Here’s the big picture:
You can choose the right person to receive a bequest to provide for your animal if you are dead or disabled. You can even provide for a succession of persons.
Or you can provide for one person to provide a home and care for your animal, using funds which you’ve entrusted to another person to hold, invest, etc. (“My pet is to live with X, and my trustee shall give X the funds to pay for all the expenses of caring for my pet.”)
And yes, the Georgia Code allows for a trust to provide for the care of more than one animal.
Now in “human” trusts, the beneficiary can go to court if the trustee is not abiding by the trust’s terms. Or the trustee can seek a judge’s help if the beneficiary is missing, or the trustee is concerned about distributions to a beneficiary being squandered on drugs.
And if alive, a trust’s creator (i.e., the “grantor” or “trustor”) can ask for a court’s help if this person thinks that the trust isn’t being administered according to his or her wishes.
It’s not this easy in a Pet Trust. Your pet is never, ever going to file a suit for a protective order, or to ask for a change in guardian. This isn’t some courtroom scene out of a cartoon, the Honorable Scooby-Doo presiding.
But Georgia law does provide that any person who’s interested in an animal’s welfare can go into court on the animal’s behalf.
This caring soul could ask the court to change the trustee because the trustee isn’t doing what the trust specifies. Or if someone named in the Pet Trust needs to be replaced for any other good reason.

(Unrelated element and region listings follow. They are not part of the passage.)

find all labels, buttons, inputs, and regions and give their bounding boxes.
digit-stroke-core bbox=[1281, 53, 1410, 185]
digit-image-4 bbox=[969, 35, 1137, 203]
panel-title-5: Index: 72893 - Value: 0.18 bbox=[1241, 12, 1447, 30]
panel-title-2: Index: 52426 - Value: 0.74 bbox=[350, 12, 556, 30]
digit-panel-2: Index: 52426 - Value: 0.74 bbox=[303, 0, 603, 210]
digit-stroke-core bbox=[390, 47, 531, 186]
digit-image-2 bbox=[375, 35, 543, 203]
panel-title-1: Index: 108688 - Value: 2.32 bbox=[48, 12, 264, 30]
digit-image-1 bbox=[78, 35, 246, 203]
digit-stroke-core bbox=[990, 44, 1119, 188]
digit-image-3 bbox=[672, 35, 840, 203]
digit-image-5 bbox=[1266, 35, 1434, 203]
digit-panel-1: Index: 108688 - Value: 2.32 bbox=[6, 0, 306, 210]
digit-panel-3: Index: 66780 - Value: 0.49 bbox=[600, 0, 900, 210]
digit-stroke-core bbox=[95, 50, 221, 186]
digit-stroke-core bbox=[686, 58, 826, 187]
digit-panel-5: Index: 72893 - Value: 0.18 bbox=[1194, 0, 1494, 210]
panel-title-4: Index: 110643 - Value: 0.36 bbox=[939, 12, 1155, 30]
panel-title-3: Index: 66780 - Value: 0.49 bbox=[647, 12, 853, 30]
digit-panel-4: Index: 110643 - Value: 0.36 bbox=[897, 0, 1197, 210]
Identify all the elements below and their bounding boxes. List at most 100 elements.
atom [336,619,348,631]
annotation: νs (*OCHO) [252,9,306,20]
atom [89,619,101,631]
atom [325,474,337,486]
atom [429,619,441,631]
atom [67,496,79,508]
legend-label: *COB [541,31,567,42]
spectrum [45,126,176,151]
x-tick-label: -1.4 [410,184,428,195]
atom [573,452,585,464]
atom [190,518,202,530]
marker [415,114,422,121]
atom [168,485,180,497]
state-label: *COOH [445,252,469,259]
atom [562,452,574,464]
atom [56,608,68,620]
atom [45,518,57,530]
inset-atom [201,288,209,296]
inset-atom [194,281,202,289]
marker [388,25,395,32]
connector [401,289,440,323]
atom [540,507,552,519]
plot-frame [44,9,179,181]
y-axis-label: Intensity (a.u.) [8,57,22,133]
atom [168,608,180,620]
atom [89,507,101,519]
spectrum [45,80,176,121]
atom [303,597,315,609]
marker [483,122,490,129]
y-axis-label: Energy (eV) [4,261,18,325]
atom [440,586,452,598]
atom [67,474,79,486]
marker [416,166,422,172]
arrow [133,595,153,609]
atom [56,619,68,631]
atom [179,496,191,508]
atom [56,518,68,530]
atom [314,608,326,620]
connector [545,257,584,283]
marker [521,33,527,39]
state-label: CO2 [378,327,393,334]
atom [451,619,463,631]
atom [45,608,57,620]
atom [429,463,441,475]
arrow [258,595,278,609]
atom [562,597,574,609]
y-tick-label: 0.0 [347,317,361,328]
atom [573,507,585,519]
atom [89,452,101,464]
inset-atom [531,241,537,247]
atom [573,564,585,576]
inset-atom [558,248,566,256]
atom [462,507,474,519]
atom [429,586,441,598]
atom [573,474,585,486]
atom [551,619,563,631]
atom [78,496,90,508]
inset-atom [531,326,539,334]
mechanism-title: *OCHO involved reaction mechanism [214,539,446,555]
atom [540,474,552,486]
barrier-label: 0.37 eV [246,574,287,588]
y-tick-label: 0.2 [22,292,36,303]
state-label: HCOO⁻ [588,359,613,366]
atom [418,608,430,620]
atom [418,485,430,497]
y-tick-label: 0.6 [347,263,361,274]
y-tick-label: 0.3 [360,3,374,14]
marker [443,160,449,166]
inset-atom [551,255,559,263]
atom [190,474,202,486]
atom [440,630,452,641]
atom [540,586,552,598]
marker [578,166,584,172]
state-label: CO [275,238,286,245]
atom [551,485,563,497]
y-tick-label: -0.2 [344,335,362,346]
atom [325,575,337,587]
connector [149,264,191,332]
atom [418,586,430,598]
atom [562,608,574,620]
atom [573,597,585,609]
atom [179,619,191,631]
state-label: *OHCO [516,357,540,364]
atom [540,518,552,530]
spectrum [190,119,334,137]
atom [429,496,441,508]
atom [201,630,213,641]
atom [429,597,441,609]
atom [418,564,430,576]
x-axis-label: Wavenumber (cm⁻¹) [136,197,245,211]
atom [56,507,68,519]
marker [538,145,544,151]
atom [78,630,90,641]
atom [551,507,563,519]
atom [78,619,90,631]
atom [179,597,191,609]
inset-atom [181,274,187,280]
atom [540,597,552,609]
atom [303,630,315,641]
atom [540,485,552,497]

Here’s one big caution, though. The Pet Trust terms need to be done correctly and will need to be integrated with your other legal documents. This doesn’t happen in a fill-in-the-blank form.
And no form language covers the situation if your pet is a horse, coatimundi, or spider.
Bottom line: if you want the law to help protect your pet if you’re gone, or if you’re totally disabled and not able to care for your pet, now you have a way.